Но вернемся к «роллс-ройсу» и его великому хозяину. Кто устоит перед таким соблазном? Вот вы, сидя рядом с Маллиганом и чувствуя, как сладко покалывает в груди от волнения перед вечерним концертом, не бросили бы все ради такой работы?

Ярмарки имели и свои преимущества. Обычно гуляки предлагали то же, что ели сами. Кто-то бросал мне надкушенное яблоко, а я делал вид, будто внимательно его осматриваю, после чего соглашался на фартинг. Мне передавали монету, и я начинал жевать. Если раздавались приглушенные смешки, значит, фрукт был червивый или гнилой. Но для меня это не имело значения, потому что одно жалкое яблоко привлекало внимание зрителей, и за ним следовали более высокооплачиваемые закуски. С земли поднимали сосиску, вывалянную в грязи, и я проглатывал ее за пенс, рисуя в воображении копченого лосося или рахат-лукум. Однажды на востоке Франции толпа взволнованных мальчишек скормила мне свои сандвичи, и я за сущие гроши съел сразу десяток. За такое глупое расточительство меня и детей крепко выругали их родители. В другой раз, в каком-то безвестном городке Восточной Германии (железный занавес тогда запрещал мне появляться в тех местах, где подобных выступлений больше всего ждали), кучка подвыпивших парней швырнула мне полпалки салями и другие, менее аппетитные холодные закуски. Не удовольствовавшись этим, они нашли два сухих несъедобных (так им казалось) кабачка и несколько грязных картофелин. Денег у них больше не было, а потому парни стали подначивать местных ротозеев, чтобы те вытряхивали из карманов последнюю мелочь. Взвесив все деньги на ладони, я чинно кивнул и начал молоть.

В тот день, как и не раз впоследствии, мне все не давал покоя один вопрос: «Я что, должен спать с этой гадостью в брюхе?» Трудность заключалась в том, чтобы избавиться оттого или иного предмета в нужный момент, ведь нормальный человек предпочел бы сделать это как можно быстрее.

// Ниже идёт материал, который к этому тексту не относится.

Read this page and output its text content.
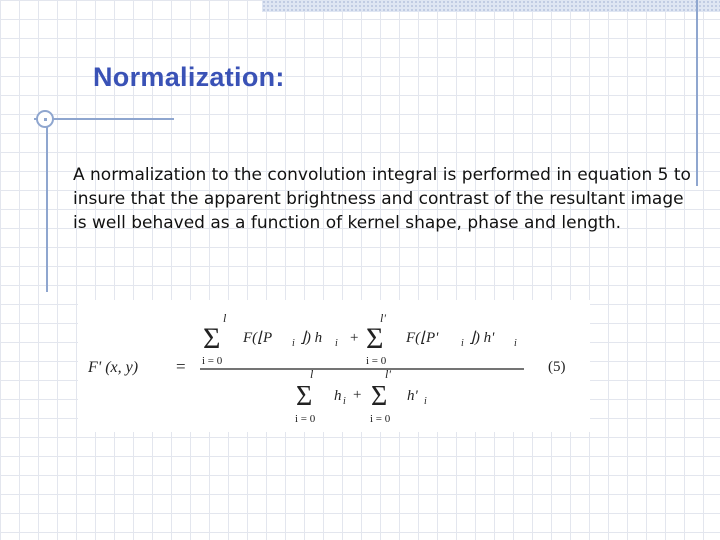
Normalization:

A normalization to the convolution integral is performed in equation 5 to insure that the apparent brightness and contrast of the resultant image is well behaved as a function of kernel shape, phase and length.

F' (x, y) =
l
Σ
i = 0
F(⌊P i ⌋) h i +
l'
Σ
i = 0
F(⌊P' i ⌋) h' i
l
Σ
i = 0
h i +
l'
Σ
i = 0
h' i
(5)
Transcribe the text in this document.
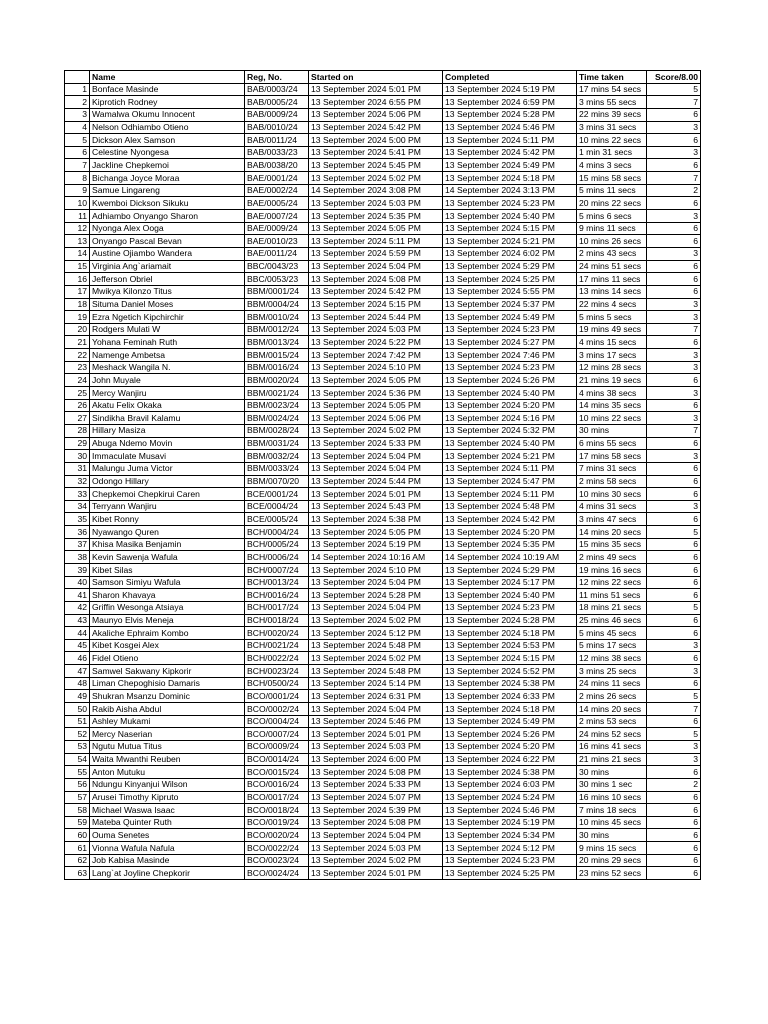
	Name	Reg, No.	Started on	Completed	Time taken	Score/8.00
1	Bonface Masinde	BAB/0003/24	13 September 2024 5:01 PM	13 September 2024 5:19 PM	17 mins 54 secs	5
2	Kiprotich Rodney	BAB/0005/24	13 September 2024 6:55 PM	13 September 2024 6:59 PM	3 mins 55 secs	7
3	Wamalwa Okumu Innocent	BAB/0009/24	13 September 2024 5:06 PM	13 September 2024 5:28 PM	22 mins 39 secs	6
4	Nelson Odhiambo Otieno	BAB/0010/24	13 September 2024 5:42 PM	13 September 2024 5:46 PM	3 mins 31 secs	3
5	Dickson Alex Samson	BAB/0011/24	13 September 2024 5:00 PM	13 September 2024 5:11 PM	10 mins 22 secs	6
6	Celestine Nyongesa	BAB/0033/23	13 September 2024 5:41 PM	13 September 2024 5:42 PM	1 min 31 secs	3
7	Jackline Chepkemoi	BAB/0038/20	13 September 2024 5:45 PM	13 September 2024 5:49 PM	4 mins 3 secs	6
8	Bichanga Joyce Moraa	BAE/0001/24	13 September 2024 5:02 PM	13 September 2024 5:18 PM	15 mins 58 secs	7
9	Samue Lingareng	BAE/0002/24	14 September 2024 3:08 PM	14 September 2024 3:13 PM	5 mins 11 secs	2
10	Kwemboi Dickson Sikuku	BAE/0005/24	13 September 2024 5:03 PM	13 September 2024 5:23 PM	20 mins 22 secs	6
11	Adhiambo Onyango Sharon	BAE/0007/24	13 September 2024 5:35 PM	13 September 2024 5:40 PM	5 mins 6 secs	3
12	Nyonga Alex Ooga	BAE/0009/24	13 September 2024 5:05 PM	13 September 2024 5:15 PM	9 mins 11 secs	6
13	Onyango Pascal Bevan	BAE/0010/23	13 September 2024 5:11 PM	13 September 2024 5:21 PM	10 mins 26 secs	6
14	Austine Ojiambo Wandera	BAE/0011/24	13 September 2024 5:59 PM	13 September 2024 6:02 PM	2 mins 43 secs	3
15	Virginia Ang`ariamait	BBC/0043/23	13 September 2024 5:04 PM	13 September 2024 5:29 PM	24 mins 51 secs	6
16	Jefferson Obriel	BBC/0053/23	13 September 2024 5:08 PM	13 September 2024 5:25 PM	17 mins 11 secs	6
17	Mwikya Kilonzo Titus	BBM/0001/24	13 September 2024 5:42 PM	13 September 2024 5:55 PM	13 mins 14 secs	6
18	Situma Daniel Moses	BBM/0004/24	13 September 2024 5:15 PM	13 September 2024 5:37 PM	22 mins 4 secs	3
19	Ezra Ngetich Kipchirchir	BBM/0010/24	13 September 2024 5:44 PM	13 September 2024 5:49 PM	5 mins 5 secs	3
20	Rodgers Mulati W	BBM/0012/24	13 September 2024 5:03 PM	13 September 2024 5:23 PM	19 mins 49 secs	7
21	Yohana Feminah Ruth	BBM/0013/24	13 September 2024 5:22 PM	13 September 2024 5:27 PM	4 mins 15 secs	6
22	Namenge Ambetsa	BBM/0015/24	13 September 2024 7:42 PM	13 September 2024 7:46 PM	3 mins 17 secs	3
23	Meshack Wangila N.	BBM/0016/24	13 September 2024 5:10 PM	13 September 2024 5:23 PM	12 mins 28 secs	3
24	John Muyale	BBM/0020/24	13 September 2024 5:05 PM	13 September 2024 5:26 PM	21 mins 19 secs	6
25	Mercy Wanjiru	BBM/0021/24	13 September 2024 5:36 PM	13 September 2024 5:40 PM	4 mins 38 secs	3
26	Akatu Felix Okaka	BBM/0023/24	13 September 2024 5:05 PM	13 September 2024 5:20 PM	14 mins 35 secs	6
27	Sindikha Bravil Kalamu	BBM/0024/24	13 September 2024 5:06 PM	13 September 2024 5:16 PM	10 mins 22 secs	3
28	Hillary Masiza	BBM/0028/24	13 September 2024 5:02 PM	13 September 2024 5:32 PM	30 mins	7
29	Abuga Ndemo Movin	BBM/0031/24	13 September 2024 5:33 PM	13 September 2024 5:40 PM	6 mins 55 secs	6
30	Immaculate Musavi	BBM/0032/24	13 September 2024 5:04 PM	13 September 2024 5:21 PM	17 mins 58 secs	3
31	Malungu Juma Victor	BBM/0033/24	13 September 2024 5:04 PM	13 September 2024 5:11 PM	7 mins 31 secs	6
32	Odongo Hillary	BBM/0070/20	13 September 2024 5:44 PM	13 September 2024 5:47 PM	2 mins 58 secs	6
33	Chepkemoi Chepkirui Caren	BCE/0001/24	13 September 2024 5:01 PM	13 September 2024 5:11 PM	10 mins 30 secs	6
34	Terryann Wanjiru	BCE/0004/24	13 September 2024 5:43 PM	13 September 2024 5:48 PM	4 mins 31 secs	3
35	Kibet Ronny	BCE/0005/24	13 September 2024 5:38 PM	13 September 2024 5:42 PM	3 mins 47 secs	6
36	Nyawango Quren	BCH/0004/24	13 September 2024 5:05 PM	13 September 2024 5:20 PM	14 mins 20 secs	5
37	Khisa Masika Benjamin	BCH/0005/24	13 September 2024 5:19 PM	13 September 2024 5:35 PM	15 mins 35 secs	6
38	Kevin Sawenja Wafula	BCH/0006/24	14 September 2024 10:16 AM	14 September 2024 10:19 AM	2 mins 49 secs	6
39	Kibet Silas	BCH/0007/24	13 September 2024 5:10 PM	13 September 2024 5:29 PM	19 mins 16 secs	6
40	Samson Simiyu Wafula	BCH/0013/24	13 September 2024 5:04 PM	13 September 2024 5:17 PM	12 mins 22 secs	6
41	Sharon Khavaya	BCH/0016/24	13 September 2024 5:28 PM	13 September 2024 5:40 PM	11 mins 51 secs	6
42	Griffin Wesonga Atsiaya	BCH/0017/24	13 September 2024 5:04 PM	13 September 2024 5:23 PM	18 mins 21 secs	5
43	Maunyo Elvis Meneja	BCH/0018/24	13 September 2024 5:02 PM	13 September 2024 5:28 PM	25 mins 46 secs	6
44	Akaliche Ephraim Kombo	BCH/0020/24	13 September 2024 5:12 PM	13 September 2024 5:18 PM	5 mins 45 secs	6
45	Kibet Kosgei Alex	BCH/0021/24	13 September 2024 5:48 PM	13 September 2024 5:53 PM	5 mins 17 secs	3
46	Fidel Otieno	BCH/0022/24	13 September 2024 5:02 PM	13 September 2024 5:15 PM	12 mins 38 secs	6
47	Samwel Sakwany Kipkorir	BCH/0023/24	13 September 2024 5:48 PM	13 September 2024 5:52 PM	3 mins 25 secs	3
48	Liman Chepoghisio Damaris	BCH/0500/24	13 September 2024 5:14 PM	13 September 2024 5:38 PM	24 mins 11 secs	6
49	Shukran Msanzu Dominic	BCO/0001/24	13 September 2024 6:31 PM	13 September 2024 6:33 PM	2 mins 26 secs	5
50	Rakib Aisha Abdul	BCO/0002/24	13 September 2024 5:04 PM	13 September 2024 5:18 PM	14 mins 20 secs	7
51	Ashley Mukami	BCO/0004/24	13 September 2024 5:46 PM	13 September 2024 5:49 PM	2 mins 53 secs	6
52	Mercy Naserian	BCO/0007/24	13 September 2024 5:01 PM	13 September 2024 5:26 PM	24 mins 52 secs	5
53	Ngutu Mutua Titus	BCO/0009/24	13 September 2024 5:03 PM	13 September 2024 5:20 PM	16 mins 41 secs	3
54	Waita Mwanthi Reuben	BCO/0014/24	13 September 2024 6:00 PM	13 September 2024 6:22 PM	21 mins 21 secs	3
55	Anton Mutuku	BCO/0015/24	13 September 2024 5:08 PM	13 September 2024 5:38 PM	30 mins	6
56	Ndungu Kinyanjui Wilson	BCO/0016/24	13 September 2024 5:33 PM	13 September 2024 6:03 PM	30 mins 1 sec	2
57	Arusei Timothy Kipruto	BCO/0017/24	13 September 2024 5:07 PM	13 September 2024 5:24 PM	16 mins 10 secs	6
58	Michael Waswa Isaac	BCO/0018/24	13 September 2024 5:39 PM	13 September 2024 5:46 PM	7 mins 18 secs	6
59	Mateba Quinter Ruth	BCO/0019/24	13 September 2024 5:08 PM	13 September 2024 5:19 PM	10 mins 45 secs	6
60	Ouma Senetes	BCO/0020/24	13 September 2024 5:04 PM	13 September 2024 5:34 PM	30 mins	6
61	Vionna Wafula Nafula	BCO/0022/24	13 September 2024 5:03 PM	13 September 2024 5:12 PM	9 mins 15 secs	6
62	Job Kabisa Masinde	BCO/0023/24	13 September 2024 5:02 PM	13 September 2024 5:23 PM	20 mins 29 secs	6
63	Lang`at Joyline Chepkorir	BCO/0024/24	13 September 2024 5:01 PM	13 September 2024 5:25 PM	23 mins 52 secs	6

Мне же приходилось гармонично сочетать два процесса, балансировать на грани невозможного и сдерживать естественные реакции организма, дабы развлекать и изумлять публику. Притом что продукт, по-настоящему достойный моих нечеловеческих усилий, никто бы не стал даже пробовать. Ну а дальше дело оставалось за малым: просто освободить желудок.

Тем временем Маллиган все реже появлялся на сцене. В его поведении я замечал едва уловимые следы усталости. Плохим аппетитом он по-прежнему не страдал, но ему становилось все труднее изображать удовольствие от поедания неудобоваримых предметов – в былые времена этот дар больше всего изумлял зрителей. Несомненно, ему хотелось отдохнуть, однако в разговоре с ним я упомянул слово «пенсия» лишь раз.

– Пенсия! – взревел он, рассвирепев при одной мысли об этом. – Пенсия?! И что же будет делать великий Майкл Маллиган на пенсии?! Что, я спрашиваю? И где? В доме для престарелых?! Да? В этой тюрьме для немощных старичков с недержанием? А? Я буду иногда грызть печенье на спор или участвовать в дурацких состязаниях среди дилетантов? Да? Ты это хотел сказать?!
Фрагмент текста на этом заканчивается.